Performance Comparison

Compare backends with the same data:

import tif1
import time

# Clear cache for fair comparison
cache = tif1.get_cache()
cache.clear()

print("BACKEND PERFORMANCE COMPARISON")
print("=" * 60)

# Test with Polars
print("\n1. POLARS BACKEND")
start = time.time()
session_polars = tif1.get_session(
    2025, 
    "Abu Dhabi Grand Prix", 
    "Practice 1",
    lib="polars"
)
laps_polars = session_polars.laps
polars_time = time.time() - start

print(f"   Load time: {polars_time:.2f}s")
print(f"   Total laps: {len(laps_polars)}")
print(f"   DataFrame type: {type(laps_polars).__name__}")

# Clear cache again
cache.clear()

# Test with Pandas
print("\n2. PANDAS BACKEND")
start = time.time()
session_pandas = tif1.get_session(
    2025, 
    "Abu Dhabi Grand Prix", 
    "Practice 1",
    lib="pandas"
)
laps_pandas = session_pandas.laps
pandas_time = time.time() - start

print(f"   Load time: {pandas_time:.2f}s")
print(f"   Total laps: {len(laps_pandas)}")
print(f"   DataFrame type: {type(laps_pandas).__name__}")

# Performance comparison
print("\n3. COMPARISON")
if polars_time > 0:
    speedup = pandas_time / polars_time
    print(f"   Speedup: {speedup:.1f}x faster with Polars")

Typical results:

1. POLARS BACKEND
   Load time: 1.23s
   Total laps: 342
   DataFrame type: DataFrame

2. PANDAS BACKEND
   Load time: 2.87s
   Total laps: 342
   DataFrame type: DataFrame

3. COMPARISON
   Speedup: 2.3x faster with Polars

Working with Polars

Basic Operations

Polars DataFrames work similarly to pandas:

import tif1

session = tif1.get_session(2025, "Monaco Grand Prix", "Race", lib="polars")
laps = session.laps

# Shape and columns
print(f"Shape: {laps.shape}")
print(f"Columns: {laps.columns}")

# Head and tail
print(laps.head(10))
print(laps.tail(5))

# Select columns
subset = laps.select(["Driver", "LapTime", "Compound"])

# Filter rows
fast_laps = laps.filter(laps["LapTime"] < 90.0)
ver_laps = laps.filter(laps["Driver"] == "VER")

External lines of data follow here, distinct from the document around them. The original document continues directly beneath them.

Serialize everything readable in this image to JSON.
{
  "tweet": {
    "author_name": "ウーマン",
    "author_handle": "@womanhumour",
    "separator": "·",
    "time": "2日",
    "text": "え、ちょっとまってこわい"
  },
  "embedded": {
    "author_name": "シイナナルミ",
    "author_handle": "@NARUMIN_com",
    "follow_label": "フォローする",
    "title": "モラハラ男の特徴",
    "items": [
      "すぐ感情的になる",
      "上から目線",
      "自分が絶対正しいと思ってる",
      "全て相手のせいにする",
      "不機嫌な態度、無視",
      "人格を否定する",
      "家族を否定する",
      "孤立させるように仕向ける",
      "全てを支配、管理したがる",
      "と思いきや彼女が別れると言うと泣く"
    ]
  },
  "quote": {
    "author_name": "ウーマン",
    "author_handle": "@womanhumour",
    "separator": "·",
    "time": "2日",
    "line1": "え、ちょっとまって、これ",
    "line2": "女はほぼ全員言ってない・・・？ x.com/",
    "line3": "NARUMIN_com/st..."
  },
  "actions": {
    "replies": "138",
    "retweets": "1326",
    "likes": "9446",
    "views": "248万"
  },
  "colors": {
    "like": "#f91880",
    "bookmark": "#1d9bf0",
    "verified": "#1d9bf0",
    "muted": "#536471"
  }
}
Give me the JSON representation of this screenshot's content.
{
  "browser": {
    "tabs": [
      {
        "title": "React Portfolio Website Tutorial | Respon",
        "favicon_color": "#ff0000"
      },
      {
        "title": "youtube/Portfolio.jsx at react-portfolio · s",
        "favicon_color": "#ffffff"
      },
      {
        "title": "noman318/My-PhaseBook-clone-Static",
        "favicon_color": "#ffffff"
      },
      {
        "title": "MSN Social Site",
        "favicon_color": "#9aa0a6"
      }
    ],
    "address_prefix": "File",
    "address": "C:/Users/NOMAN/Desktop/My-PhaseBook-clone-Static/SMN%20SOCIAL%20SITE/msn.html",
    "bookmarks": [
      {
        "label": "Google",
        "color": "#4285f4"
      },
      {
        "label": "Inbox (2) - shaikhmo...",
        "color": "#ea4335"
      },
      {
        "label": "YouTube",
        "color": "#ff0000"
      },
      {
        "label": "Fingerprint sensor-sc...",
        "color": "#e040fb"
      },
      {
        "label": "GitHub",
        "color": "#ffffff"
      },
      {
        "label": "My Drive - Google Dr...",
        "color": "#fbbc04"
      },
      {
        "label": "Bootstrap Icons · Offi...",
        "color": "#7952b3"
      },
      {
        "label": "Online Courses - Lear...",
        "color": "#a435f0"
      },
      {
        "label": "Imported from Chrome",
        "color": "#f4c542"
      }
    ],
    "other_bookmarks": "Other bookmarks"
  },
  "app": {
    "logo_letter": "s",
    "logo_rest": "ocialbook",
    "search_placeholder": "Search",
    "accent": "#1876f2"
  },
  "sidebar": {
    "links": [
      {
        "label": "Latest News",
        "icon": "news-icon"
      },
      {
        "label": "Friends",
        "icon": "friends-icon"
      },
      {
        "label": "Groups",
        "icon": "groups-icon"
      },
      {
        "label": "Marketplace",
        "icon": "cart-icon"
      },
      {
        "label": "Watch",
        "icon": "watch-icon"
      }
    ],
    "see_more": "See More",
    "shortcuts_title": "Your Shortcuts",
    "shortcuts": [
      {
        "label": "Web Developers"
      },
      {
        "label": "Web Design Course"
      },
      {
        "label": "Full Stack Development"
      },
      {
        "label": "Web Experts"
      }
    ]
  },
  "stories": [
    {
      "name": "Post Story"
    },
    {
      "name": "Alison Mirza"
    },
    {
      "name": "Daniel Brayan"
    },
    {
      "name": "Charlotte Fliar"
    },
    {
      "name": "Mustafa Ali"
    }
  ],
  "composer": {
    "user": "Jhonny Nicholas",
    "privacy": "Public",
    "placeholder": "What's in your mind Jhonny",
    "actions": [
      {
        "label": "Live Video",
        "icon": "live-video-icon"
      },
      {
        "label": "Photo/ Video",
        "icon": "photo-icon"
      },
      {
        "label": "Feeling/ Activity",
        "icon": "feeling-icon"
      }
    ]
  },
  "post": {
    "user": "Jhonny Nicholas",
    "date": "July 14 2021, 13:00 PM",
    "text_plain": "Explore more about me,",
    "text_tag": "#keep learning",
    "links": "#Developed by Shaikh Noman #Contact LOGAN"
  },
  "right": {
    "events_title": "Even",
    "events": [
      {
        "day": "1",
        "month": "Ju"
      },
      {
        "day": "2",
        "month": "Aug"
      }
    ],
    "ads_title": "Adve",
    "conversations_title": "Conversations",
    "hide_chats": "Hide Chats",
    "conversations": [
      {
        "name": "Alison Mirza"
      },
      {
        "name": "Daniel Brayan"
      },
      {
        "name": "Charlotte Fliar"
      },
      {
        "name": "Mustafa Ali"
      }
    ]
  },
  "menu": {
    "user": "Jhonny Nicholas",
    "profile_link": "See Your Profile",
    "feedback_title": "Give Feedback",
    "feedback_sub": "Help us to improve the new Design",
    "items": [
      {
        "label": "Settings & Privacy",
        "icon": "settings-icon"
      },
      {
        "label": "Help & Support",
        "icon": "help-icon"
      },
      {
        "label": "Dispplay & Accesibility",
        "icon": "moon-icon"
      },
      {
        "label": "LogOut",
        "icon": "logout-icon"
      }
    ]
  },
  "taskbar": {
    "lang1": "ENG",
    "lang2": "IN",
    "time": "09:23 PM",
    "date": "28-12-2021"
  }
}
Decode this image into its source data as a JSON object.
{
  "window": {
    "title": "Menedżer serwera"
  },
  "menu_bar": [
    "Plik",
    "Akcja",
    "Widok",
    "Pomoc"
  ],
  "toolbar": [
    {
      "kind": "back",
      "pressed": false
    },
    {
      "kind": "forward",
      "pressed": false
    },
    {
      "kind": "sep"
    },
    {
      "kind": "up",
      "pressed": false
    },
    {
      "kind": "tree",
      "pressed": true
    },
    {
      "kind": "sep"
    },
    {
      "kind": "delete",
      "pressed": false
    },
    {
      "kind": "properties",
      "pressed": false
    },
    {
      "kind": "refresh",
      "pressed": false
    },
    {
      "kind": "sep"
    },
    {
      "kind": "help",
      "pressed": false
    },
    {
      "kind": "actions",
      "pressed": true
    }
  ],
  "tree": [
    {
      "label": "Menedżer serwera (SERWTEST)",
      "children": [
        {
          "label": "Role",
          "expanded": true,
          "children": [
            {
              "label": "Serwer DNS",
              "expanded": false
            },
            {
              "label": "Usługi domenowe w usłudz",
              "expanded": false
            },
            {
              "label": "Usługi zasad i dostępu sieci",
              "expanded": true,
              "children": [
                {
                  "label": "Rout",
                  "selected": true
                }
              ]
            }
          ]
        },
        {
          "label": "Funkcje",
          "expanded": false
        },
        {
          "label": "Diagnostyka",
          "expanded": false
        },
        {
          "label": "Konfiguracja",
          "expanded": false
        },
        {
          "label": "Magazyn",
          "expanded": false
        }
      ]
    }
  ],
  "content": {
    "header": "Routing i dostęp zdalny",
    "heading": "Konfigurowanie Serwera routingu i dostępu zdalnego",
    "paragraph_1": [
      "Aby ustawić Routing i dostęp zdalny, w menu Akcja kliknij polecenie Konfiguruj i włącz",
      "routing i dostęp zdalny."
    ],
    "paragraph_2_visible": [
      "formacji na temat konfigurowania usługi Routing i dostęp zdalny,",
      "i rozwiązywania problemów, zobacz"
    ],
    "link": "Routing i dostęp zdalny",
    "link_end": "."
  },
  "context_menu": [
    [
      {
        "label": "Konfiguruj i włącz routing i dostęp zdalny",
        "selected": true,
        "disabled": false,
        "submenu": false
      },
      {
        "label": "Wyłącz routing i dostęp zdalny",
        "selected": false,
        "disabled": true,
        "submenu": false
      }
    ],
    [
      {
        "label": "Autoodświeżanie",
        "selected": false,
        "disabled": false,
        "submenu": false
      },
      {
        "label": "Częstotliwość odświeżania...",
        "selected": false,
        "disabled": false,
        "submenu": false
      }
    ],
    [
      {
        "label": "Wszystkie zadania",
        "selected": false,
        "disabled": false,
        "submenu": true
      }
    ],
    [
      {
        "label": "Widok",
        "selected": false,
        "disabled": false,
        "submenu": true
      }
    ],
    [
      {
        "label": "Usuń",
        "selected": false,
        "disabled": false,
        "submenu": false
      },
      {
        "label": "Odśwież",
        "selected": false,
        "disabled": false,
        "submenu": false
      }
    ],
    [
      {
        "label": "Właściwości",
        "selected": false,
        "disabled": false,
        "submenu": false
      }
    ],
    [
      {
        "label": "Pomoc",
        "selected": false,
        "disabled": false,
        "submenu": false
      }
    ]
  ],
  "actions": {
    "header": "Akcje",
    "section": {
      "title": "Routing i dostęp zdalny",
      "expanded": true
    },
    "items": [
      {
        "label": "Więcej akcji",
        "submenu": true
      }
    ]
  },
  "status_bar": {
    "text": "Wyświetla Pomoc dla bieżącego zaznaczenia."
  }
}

Polars-Specific Operations

Take advantage of Polars’ powerful API:

import polars as pl

# Group by and aggregate
fastest_by_driver = (
    laps.group_by("Driver")
    .agg([
        pl.col("LapTime").min().alias("fastest_time"),
        pl.col("LapNumber").count().alias("lap_count"),
        pl.col("Compound").first().alias("tire_compound")
    ])
    .sort("fastest_time")
)

print(fastest_by_driver.head(10))

# Method chaining
analysis = (
    laps
    .filter(pl.col("LapTime").is_not_null())
    .group_by(["Driver", "Stint"])
    .agg([
        pl.col("LapTime").mean().alias("avg_time"),
        pl.col("LapTime").min().alias("best_time"),
        pl.col("TyreLife").max().alias("stint_length")
    ])
    .sort(["Driver", "Stint"])
)

print(analysis)

Lazy Evaluation

Use lazy evaluation for complex queries:

import polars as pl

# Convert to lazy frame
lazy_laps = laps.lazy()

# Build query
query = (
    lazy_laps
    .filter(pl.col("TrackStatus") == 1)  # Green flag only
    .filter(pl.col("LapTime").is_not_null())
    .group_by("Driver")
    .agg([
        pl.col("LapTime").min().alias("fastest"),
        pl.col("LapTime").mean().alias("average")
    ])
    .sort("fastest")
)

# Execute query (optimized by Polars)
result = query.collect()
print(result)

Working with Pandas

Basic Operations

import tif1

session = tif1.get_session(2025, "Monaco Grand Prix", "Race", lib="pandas")
laps = session.laps

# Shape and columns
print(f"Shape: {laps.shape}")
print(f"Columns: {laps.columns}")

# Head and tail
print(laps.head(10))
print(laps.tail(5))

# Select columns
subset = laps[["Driver", "LapTime", "Compound"]]

# Filter rows
fast_laps = laps[laps["LapTime"] < 90.0]
ver_laps = laps[laps["Driver"] == "VER"]

Pandas-Specific Operations

import pandas as pd

# Group by and aggregate
fastest_by_driver = (
    laps.groupby("Driver", observed=True)
    .agg({
        "LapTime": "min",
        "LapNumber": "count",
        "Compound": "first"
    })
    .rename(columns={
        "LapTime": "fastest_time",
        "LapNumber": "lap_count",
        "Compound": "tire_compound"
    })
    .sort_values("fastest_time")
)

print(fastest_by_driver.head(10))

# Complex filtering
green_flag_laps = laps[
    (laps["TrackStatus"] == 1) &
    (laps["LapTime"].notna())
]

# Pivot tables
pivot = pd.pivot_table(
    laps,
    values="LapTime",
    index="Driver",
    columns="Stint",
    aggfunc="min"
)

print(pivot)

Converting Between Backends

Polars to Pandas

import tif1

# Load with Polars
session = tif1.get_session(2025, "Monaco Grand Prix", "Race", lib="polars")
laps_polars = session.laps

print(f"Polars type: {type(laps_polars).__name__}")

# Convert to pandas
laps_pandas = laps_polars.to_pandas()

print(f"Pandas type: {type(laps_pandas).__name__}")
print(f"Shape: {laps_pandas.shape}")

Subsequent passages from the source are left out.